A statistics professor gives a surprising quiz consisting of 10 true/false questions and states that passing r

Question

A statistics professor gives a surprising quiz consisting of 10 true/false questions and states that passing requires 6 correct responses. Assume that an unprepared student adopts the questionable strategy of guessing for each answer.
Find the probability that the first 6 responses are correct and the last 4 are wrong.

Choose the correct statement

a. The probability of guessing correctly on the first 6 questions and incorrectly on the remainder is less than the probability of passing by guessing.

b. The probability of guessing correctly on the first 6 questions and incorrectly on the remainder is greater than the probability of passing by guessing.

c. The probability of guessing correctly on the first 6 questions and incorrectly on the remainder is the same as the probability of passing by guessing.

Answer 1

As others have said, the probability that the first 6 are correct and the last 4 are wrong is 1/2^10 = 1/1024.

This is much smaller than the probability of passing by guessing, because there are many other ways in which you can get 6 correct questions and 4 incorrect ones; and you could also get 7, 8, 9 or 10 questions correct by guessing.
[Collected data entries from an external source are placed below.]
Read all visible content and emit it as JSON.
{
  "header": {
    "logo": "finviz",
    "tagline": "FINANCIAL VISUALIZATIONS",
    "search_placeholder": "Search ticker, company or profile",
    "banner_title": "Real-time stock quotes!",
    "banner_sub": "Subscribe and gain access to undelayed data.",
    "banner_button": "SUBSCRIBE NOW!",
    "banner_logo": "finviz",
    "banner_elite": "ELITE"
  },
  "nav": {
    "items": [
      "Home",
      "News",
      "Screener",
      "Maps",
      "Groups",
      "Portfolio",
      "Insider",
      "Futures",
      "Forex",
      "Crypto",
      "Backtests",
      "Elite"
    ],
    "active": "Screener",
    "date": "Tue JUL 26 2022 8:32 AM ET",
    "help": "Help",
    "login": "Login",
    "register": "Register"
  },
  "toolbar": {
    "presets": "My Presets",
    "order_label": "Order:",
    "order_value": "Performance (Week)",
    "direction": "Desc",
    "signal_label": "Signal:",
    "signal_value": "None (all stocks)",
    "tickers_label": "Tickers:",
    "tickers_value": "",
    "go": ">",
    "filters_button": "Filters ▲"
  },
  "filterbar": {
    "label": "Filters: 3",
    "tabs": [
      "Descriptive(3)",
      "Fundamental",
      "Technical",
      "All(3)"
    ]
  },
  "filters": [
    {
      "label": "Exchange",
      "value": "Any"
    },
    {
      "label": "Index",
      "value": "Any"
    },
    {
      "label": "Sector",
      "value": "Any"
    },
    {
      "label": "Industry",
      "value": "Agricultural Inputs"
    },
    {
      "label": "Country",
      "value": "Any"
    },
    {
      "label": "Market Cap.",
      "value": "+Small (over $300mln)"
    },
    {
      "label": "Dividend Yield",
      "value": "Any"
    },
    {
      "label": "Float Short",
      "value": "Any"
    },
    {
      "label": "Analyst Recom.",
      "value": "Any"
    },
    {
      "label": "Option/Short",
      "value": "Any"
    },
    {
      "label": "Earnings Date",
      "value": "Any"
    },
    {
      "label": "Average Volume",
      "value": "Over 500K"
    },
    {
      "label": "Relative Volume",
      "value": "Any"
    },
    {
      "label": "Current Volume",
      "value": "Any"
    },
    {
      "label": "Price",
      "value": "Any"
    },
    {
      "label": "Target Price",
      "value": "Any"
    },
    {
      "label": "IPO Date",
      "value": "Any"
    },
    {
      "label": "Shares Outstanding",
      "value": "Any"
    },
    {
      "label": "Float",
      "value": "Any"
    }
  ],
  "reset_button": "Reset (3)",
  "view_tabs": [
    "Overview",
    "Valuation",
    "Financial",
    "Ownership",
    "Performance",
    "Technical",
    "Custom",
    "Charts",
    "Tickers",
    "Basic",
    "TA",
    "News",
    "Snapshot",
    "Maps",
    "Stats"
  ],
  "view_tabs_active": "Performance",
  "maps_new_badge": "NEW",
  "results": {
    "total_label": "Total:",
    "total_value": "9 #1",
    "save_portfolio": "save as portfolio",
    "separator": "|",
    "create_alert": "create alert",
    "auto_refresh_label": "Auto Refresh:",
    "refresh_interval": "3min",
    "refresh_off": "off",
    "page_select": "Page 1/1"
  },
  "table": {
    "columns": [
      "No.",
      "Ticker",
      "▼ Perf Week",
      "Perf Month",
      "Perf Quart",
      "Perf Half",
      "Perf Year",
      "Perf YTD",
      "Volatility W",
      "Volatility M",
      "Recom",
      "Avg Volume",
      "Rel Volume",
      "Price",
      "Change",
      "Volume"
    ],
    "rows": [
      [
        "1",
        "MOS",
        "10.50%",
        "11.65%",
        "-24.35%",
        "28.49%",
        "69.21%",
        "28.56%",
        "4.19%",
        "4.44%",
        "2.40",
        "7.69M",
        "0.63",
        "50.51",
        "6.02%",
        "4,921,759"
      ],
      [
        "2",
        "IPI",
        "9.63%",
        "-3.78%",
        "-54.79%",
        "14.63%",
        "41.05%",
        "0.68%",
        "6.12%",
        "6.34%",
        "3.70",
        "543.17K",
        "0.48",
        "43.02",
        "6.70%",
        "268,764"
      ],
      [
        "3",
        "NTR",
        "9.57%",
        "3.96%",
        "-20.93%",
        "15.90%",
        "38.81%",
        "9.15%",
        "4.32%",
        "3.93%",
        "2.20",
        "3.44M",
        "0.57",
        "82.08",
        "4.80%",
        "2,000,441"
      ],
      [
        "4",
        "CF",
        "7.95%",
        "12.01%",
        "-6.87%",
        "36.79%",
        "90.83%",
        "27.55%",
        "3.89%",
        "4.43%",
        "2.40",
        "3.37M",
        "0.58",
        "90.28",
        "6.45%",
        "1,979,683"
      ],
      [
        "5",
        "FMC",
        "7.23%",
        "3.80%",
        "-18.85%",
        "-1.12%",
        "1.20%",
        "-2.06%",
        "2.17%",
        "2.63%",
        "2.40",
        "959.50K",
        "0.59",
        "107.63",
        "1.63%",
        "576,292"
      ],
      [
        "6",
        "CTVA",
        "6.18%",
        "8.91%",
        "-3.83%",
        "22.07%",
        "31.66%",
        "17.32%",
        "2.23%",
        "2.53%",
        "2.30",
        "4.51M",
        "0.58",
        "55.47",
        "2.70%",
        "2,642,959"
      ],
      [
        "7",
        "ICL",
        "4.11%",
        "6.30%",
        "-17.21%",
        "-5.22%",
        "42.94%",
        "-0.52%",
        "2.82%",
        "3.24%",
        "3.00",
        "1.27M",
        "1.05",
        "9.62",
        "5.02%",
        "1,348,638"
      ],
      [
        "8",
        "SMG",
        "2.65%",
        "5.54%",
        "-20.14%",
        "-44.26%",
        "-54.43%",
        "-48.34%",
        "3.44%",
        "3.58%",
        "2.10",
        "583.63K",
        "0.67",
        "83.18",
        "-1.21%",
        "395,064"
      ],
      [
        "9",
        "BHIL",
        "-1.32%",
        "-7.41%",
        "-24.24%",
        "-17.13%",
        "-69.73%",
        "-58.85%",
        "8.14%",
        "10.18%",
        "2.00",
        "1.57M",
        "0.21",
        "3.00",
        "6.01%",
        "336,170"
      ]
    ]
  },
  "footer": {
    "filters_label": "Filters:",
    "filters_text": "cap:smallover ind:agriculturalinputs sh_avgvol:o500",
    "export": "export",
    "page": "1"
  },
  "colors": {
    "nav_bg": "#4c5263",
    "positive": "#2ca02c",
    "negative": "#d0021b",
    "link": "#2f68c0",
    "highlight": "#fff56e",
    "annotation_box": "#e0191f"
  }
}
Therefore (a) is correct and (b) and (c) are wrong.

Answer 2

1/(2)^10 = 1/1024
as I understand the question

Answer 3

The chance that out of:
(T/F)(T/F)(T/F)(T/F)(T/F)(T/F)(T/F)(T/F)(T/F)(T/F)
You get
(T)(T)(T)(T)(T)(T)(F)(F)(F)(F)
Guessing on each problem is merely:
(1/2)^10
or .0009765624
Essentially, there are 2^10 possible results, and TTTTTTFFFF is one of them. Another way to thing of this is 1/(2^10) which is also .0009765624.

Answer 4

c

Answer 5

Id like to use my lifeline phone-a-friend.......wtf is this Q about again???????????